Eğitim, değişim sürecindeki bir toplumun en önemli, en stratejik ve en belirleyici unsurudur. Ülkemizde, eğitim konusunda ciddi sıkıntıların, risklerin ve bunun yanı sıra önemli fırsatların yaşandığı bir dönemden geçiyoruz. Eğitim konusu, evler, sokaklar ve ülke bazında en çok konuşulan tartışılan, eleştirilen, en çok sorgulanan ve bunun yanı sıra kendisine en çok umut bağlanılan olguların başında geliyor.

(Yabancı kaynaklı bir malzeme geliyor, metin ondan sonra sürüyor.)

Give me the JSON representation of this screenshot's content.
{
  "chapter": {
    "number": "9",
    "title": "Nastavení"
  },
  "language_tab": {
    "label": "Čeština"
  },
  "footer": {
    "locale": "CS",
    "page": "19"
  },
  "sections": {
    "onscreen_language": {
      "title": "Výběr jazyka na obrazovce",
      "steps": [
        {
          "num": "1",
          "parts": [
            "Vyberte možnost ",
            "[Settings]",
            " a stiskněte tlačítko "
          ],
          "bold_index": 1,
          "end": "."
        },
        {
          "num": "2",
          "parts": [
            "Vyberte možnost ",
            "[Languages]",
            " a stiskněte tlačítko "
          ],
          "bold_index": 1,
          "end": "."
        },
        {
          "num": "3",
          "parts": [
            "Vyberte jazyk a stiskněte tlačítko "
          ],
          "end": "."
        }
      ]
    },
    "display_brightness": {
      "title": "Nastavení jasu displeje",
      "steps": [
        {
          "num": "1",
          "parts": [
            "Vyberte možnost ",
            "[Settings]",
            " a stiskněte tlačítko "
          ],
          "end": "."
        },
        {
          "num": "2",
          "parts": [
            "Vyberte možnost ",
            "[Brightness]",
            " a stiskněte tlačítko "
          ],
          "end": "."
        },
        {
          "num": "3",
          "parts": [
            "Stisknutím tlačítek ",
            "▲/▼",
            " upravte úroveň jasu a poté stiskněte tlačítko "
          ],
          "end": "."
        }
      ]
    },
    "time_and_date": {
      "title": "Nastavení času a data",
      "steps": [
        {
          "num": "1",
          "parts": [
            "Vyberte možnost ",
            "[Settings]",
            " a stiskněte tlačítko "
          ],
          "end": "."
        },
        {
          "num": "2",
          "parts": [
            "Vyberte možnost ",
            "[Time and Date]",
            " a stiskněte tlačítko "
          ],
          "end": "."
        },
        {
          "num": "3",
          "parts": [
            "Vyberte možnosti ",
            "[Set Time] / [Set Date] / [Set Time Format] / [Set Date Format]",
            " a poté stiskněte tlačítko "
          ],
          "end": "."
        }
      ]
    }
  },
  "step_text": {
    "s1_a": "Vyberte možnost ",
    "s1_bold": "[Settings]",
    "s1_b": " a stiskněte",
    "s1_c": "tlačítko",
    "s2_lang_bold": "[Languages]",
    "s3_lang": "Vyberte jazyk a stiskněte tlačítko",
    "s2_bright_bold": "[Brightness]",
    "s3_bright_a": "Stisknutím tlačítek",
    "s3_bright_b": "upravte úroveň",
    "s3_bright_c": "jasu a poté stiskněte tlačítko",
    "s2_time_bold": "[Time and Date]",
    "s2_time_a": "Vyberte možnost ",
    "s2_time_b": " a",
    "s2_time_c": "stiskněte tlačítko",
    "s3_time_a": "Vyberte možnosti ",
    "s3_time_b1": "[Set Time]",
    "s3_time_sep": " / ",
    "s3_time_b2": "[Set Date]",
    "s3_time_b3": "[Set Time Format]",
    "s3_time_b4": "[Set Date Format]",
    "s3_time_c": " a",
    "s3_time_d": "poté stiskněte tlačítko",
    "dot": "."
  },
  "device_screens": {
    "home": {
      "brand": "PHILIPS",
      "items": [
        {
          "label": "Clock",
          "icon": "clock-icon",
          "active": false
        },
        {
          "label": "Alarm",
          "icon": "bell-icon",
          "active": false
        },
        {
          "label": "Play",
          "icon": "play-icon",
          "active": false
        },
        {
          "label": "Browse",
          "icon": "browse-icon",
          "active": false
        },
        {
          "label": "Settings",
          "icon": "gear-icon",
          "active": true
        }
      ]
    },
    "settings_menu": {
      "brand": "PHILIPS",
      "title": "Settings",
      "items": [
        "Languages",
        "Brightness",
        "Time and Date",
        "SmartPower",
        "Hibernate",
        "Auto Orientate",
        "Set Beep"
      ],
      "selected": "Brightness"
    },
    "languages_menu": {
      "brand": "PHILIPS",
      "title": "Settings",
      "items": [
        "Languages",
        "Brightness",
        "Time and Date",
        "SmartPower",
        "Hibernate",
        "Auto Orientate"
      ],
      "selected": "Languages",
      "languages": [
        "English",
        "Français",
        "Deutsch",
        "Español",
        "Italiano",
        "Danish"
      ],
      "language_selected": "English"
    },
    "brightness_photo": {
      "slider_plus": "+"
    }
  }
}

Bugün eğitim sistemimizle ilgili en temel sorunlardan biri, Türkiye’nin tüm kurumlarını ve paradigmalarını sanayi toplumunun hatta yer yer tarım toplumunun tercihleri çerçevesinde oluşturmuş olmasıdır. Hâlihazırda eğitim sistemimizin önündeki en acil sorun, tarım ve sanayi toplumu için ortaya konan eğitim hedeflerinin bilgi çağını dikkate alarak yenilenmesi sorunudur. Okuryazar nüfusu arttırmak üzerine kurulu bir sistem olan mevcut sistem, bu işlevini önemli oranda yerine getirmiştir ve artık günümüz toplumunun gerektirdiği üretken, analitik düşünen ve rekabete açık insanlarını yetiştirecek şekilde yeniden Formatlanmalıdır. Bu anlamda, milli eğitim müfredatında yapılan değişiklikler önemlidir.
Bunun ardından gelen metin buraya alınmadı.